Совсем недавно я утверждал, что никогда не писал дневников и не хотел бы превращать в дневник эту историю, и вот теперь именно этим и занимаюсь. Только что вернулись из больницы. Сначала сидели в комнате ожидания, потом пришла медсестра и сказала, что Илая час назад перевели из послеоперационной палаты в обычную, и сейчас он опять спит, он пока будет много спать, но кто-то один может пойти в отделение и посмотреть на него.
Он лежал в маленьком боксе, отделенном от коридора занавеской. Лицо было ужасно красивым – а может, я просто забыл, какой он красивый. Из-под одеяла тянулось много трубок, к капельнице и куда-то еще, и тонкая прозрачная трубочка под самым носом. Мне до сих пор не верилось, что всё это был не сон, и я еще много ночей проведу без него, и наверняка придется поволноваться – вся жизнь изменилась в одночасье, но главное, что она есть, эта жизнь. Я стоял и смотрел на чуть заметные движения его груди, укрытой одеялом, на его светлое, безмятежное лицо. Он был похож на ангела. Мама за него помолится, она тоже ангел, и уж её-то Бог наверняка услышит.
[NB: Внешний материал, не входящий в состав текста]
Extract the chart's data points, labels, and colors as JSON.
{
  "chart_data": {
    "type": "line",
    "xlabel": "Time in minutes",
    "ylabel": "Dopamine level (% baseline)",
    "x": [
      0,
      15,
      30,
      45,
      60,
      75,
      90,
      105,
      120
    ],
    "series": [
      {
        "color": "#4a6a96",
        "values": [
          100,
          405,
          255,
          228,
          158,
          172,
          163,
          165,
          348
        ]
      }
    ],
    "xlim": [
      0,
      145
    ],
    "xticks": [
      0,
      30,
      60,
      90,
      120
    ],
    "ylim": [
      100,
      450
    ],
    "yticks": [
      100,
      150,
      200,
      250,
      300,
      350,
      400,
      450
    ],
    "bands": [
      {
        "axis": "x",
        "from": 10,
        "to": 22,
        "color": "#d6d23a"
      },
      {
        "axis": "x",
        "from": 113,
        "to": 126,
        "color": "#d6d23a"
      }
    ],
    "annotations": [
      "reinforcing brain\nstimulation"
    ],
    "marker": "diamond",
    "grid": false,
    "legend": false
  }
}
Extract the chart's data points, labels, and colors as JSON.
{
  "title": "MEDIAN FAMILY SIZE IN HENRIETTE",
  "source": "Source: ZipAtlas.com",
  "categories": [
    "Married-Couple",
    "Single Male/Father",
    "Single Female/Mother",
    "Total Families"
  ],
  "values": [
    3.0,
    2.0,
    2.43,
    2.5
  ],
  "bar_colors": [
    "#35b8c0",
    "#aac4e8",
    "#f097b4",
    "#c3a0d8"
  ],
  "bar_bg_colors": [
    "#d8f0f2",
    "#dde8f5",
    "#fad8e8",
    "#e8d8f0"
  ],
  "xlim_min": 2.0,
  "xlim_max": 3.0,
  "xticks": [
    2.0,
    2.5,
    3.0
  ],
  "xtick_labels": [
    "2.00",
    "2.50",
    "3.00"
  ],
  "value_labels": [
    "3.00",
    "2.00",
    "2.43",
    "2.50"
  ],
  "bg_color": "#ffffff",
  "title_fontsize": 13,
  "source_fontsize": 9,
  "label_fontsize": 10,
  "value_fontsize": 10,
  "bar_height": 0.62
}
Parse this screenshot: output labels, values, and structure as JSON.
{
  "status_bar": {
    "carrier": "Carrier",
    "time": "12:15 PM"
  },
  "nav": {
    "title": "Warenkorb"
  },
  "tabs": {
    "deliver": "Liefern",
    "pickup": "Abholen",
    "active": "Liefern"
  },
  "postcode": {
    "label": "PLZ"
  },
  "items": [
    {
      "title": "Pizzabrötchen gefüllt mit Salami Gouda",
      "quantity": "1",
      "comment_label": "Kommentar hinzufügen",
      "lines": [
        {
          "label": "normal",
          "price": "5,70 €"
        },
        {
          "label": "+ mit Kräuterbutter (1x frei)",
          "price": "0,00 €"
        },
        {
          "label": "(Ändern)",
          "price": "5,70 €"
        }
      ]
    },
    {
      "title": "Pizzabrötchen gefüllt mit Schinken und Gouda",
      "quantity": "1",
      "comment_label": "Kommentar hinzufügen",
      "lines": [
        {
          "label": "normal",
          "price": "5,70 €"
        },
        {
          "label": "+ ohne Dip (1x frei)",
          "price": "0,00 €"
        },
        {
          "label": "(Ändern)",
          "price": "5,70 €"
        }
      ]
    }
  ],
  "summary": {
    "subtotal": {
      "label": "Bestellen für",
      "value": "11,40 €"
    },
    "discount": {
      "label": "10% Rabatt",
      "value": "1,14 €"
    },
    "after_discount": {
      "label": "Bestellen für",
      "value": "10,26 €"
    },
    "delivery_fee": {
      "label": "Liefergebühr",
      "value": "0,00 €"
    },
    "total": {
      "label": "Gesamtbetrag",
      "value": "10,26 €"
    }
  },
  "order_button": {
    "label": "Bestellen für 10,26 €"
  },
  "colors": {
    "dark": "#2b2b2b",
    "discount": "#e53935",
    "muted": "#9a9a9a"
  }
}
За спиной у меня проехала каталка, донеслись чьи-то голоса, и ресницы Илая дрогнули; он вздохнул, шевельнулся и поморщился от боли. «Мосс», – я скорей догадался, чем услышал это; склонился над ним – его губы были сухими, он попытался их облизнуть и шепотом сказал:
– Ты классный, как в то утро, помнишь?
– Когда, Илай?
– Ты кофемолкой жужжал. Я проснулся...
Конечно, помню. Я тогда впервые увидел его глаза.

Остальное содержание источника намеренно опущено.